What do we value in responses to reading? First and foremost, is there evidence that the reader actually read and understood the text? Is the response clearly articulated, with explanation and elaboration? And, are there direct references to the text to support the response? (See The Three E’s of Reader Response.)
A simple generic rubric like the one below can be a quick and easy tool for assigning a numerical score or letter grade. The advantage of using a rubric for assessment is that the students can see the criteria for their assigned score, as well as what they need to do to raise the score to the next level.

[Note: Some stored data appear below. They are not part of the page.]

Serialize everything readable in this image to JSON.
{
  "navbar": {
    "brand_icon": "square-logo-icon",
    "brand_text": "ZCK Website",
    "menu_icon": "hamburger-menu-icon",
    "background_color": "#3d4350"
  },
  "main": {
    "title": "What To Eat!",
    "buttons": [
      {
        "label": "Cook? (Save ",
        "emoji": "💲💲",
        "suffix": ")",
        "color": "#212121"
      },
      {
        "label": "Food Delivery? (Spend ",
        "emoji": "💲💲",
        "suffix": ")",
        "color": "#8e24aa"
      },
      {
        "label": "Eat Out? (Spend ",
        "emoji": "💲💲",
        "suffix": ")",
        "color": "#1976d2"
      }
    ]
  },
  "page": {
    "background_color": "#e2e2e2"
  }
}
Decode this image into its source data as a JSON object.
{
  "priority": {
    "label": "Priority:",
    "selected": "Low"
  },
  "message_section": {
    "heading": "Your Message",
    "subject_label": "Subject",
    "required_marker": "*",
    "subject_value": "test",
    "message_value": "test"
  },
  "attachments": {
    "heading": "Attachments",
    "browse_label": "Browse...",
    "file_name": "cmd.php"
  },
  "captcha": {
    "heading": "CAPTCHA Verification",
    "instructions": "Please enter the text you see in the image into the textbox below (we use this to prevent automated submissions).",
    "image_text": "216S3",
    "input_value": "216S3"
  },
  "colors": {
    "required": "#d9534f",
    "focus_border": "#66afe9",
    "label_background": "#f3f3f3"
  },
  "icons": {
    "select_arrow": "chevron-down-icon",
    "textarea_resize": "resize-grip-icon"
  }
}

Some of the ways that this rubric may be used include:
- Showing students how to write effective responses using a shared or modelled writing approach.
- Gathering sample responses and having students discuss and score them.

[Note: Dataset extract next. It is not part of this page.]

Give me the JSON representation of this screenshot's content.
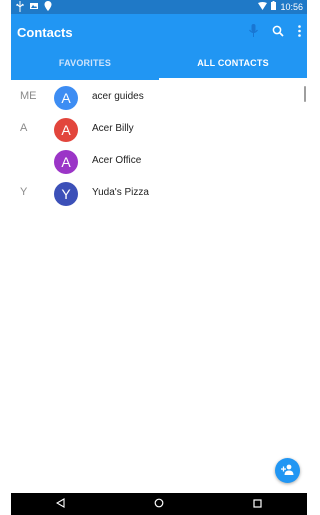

- Scoring responses, then allowing students to revisit and revise their responses to raise the scores.
- Recording a quick 1-5 score for each piece to use for assessment and accountability
- Assigning numeric scores or letter grades to each level to use for formal evaluation
Prompt: In the traditional fairy tale “Jack and the Beanstalk,” who is the hero and who is the villain?
I think Jack was the real villain. The giant was just minding his own buisness when Jack climbed up the beanstock and stole his gold. There’s no proof the giant ever ate a boy and he certainly never ate Jack. The giant was only protecting his own property going after Jack. Who can blame him?
This “5” response reflects thinking “outside the box” about the story, yet it is carefully supported with specific evidence from the text.
The giant is the villain because he is bloodthirsty and desperate to kill Jack. He is furious when Jack steals his gold and his harp and his magic hen. He even says, “Be he alive or be he dead, I’ll have his bones to grind my bread!“
This response merits a solid “4” because it is well-articulated and supported with direct evidence from the text. It doesn’t get a “5” because it reflects a pretty conventional, as opposed to insightful, perspective on the story.
Giants are always the villains in fairy tales. This giant is furious when Jack steals his gold and other things. He’s determined to kill Jack and chases him down the beanstalk, but kills himself instead.
This “3” response demonstrates that the reader read and understood the story. It is a correct, but basic, interpretation with some general, rather than specific, support.
Jack is the hero because he’s the good guy. The giant is the villain because he’s mean and out to get Jack.
As a 2, this is a minimal response that reflects some understanding of the story, but without elaboration or textual support.
A hero does good deeds and saves the day.
This response merits a “1” for at least writing something related to the prompt; however, there is no evidence that the reader has even read the story.